A hyperlink provides clear visual distinction as a navigable element – to bring a user to another place or page – and offers key branding opportunities. It should be accessible and usable.

Links are elements that take the user to a different place - on the same page or another page.

Text link examples

Text link variants

<ul class="unordered-list">
    <li><a href="#dolor-sit-amet">Dolor Sit Amet</a></li>
    <li><a href="#lorem-ipsum">Lorem Ipsum</a></li>
    <li><a href="#lorem">Lorem</a></li>
    <li><a href="#ipsum">Ipsum</a></li>
    <li><a href="#dolor">Dolor</a></li>
</ul>

<a href="#back-to-top">Back to top</a><i aria-hidden="true" class="material-symbols-outlined wtw-digital-violet">arrow_upward</i>

Primary links are used for the title of the articles, solution names, or product names that are linked to their respective pages. For instance, the related service content matrix titles of the service names linked are primary links. The titles in the related content, such as the article titles, are standard links.

Secondary links are also link styles that are violet, but that are in the context of a paragraph. Secondary links do not have a caret and upon hover the color will change to darker violet and an underline will appear. Secondary links within copy are violet with a gray 1px underline. Upon hover the violet turns to the darker violet and the underline increases to 2px.

One example of a secondary link may occur in a paragraph as an in-body link.

Eyebrow links and text are informative. Think of them as “nouns” that define the type of content that is being featured. Examples include – “HR Software”, “Product,” “Article”, “Featured Video”. These tags are things that define the type of content. They are not “subjective” or something outside a standard description.

For example, eyebrow tags should not be names, dates, locations, etc.

Some modules that include eyebrow tags (this list is not exhaustive, but shows how this is across atoms, molecules, organisms…):

  • Featured Callout
  • Featured Content
  • Content Matrix – Small – Right Rail
  • Call to Action Module

Call-To-Action (CTA) buttons are used to draw attention to actions that are not the primary intent of that page. CTA buttons are used in “See All Insights” in the Related Insights Card module. CTAs can also be leveraged to let users read more in-depth on the featured content cards in the featured content modules. CTA buttons are violet text, with copy that makes it clear to the user what action will be performed, along with a violet caret. Upon hover, buttons turn to a dark violet and the caret animates, shifting 10px to the right.

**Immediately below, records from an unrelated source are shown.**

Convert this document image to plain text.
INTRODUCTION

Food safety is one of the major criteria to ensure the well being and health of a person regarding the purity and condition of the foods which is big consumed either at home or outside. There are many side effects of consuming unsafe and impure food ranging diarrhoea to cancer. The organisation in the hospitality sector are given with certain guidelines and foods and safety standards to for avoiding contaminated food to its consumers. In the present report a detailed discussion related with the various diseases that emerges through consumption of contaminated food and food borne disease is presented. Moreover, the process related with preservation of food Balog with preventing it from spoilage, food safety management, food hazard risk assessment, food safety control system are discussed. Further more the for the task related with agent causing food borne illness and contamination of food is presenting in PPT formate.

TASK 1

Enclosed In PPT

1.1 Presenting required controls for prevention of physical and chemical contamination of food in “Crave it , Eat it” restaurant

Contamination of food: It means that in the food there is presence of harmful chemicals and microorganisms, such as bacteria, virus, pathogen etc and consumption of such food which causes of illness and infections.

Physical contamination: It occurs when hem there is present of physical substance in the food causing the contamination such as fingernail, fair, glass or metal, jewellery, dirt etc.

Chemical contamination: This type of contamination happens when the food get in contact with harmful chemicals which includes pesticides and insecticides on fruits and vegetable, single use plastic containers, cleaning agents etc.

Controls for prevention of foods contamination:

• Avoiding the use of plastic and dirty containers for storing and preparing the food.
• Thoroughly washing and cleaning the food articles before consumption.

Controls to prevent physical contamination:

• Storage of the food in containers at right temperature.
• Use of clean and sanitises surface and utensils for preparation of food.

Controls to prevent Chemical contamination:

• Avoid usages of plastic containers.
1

Link text should be specific for the user; it should be descriptive of the content or page that it represents.

If there is not enough space, and the link is using visual cues to create a correlation between the link and the content, then the link text must describe the action (e.g. “Read more”) and there must be appropriate aria-label attributes added to the HTML so that a screen reader can provide the needed information to the user.

  • Links must contain proper aria-label attributes in order to satisfy accessibility requirements.
  • Links must follow WCAG 2.1 Level AA requirements: Webaim.org – Hypertext
  • Embed your links. Instead of using something like “Please visit www.google.com for more information”, use the following: “Please visit Google“.

On wtwco.com, links can be used to transition to another page in paragraphs of text or within lists of links. Link color depends on the link’s location: most links should render as the primary violet. However, links should be accessible against their background color, so occasionally links will render in primary white or primary black.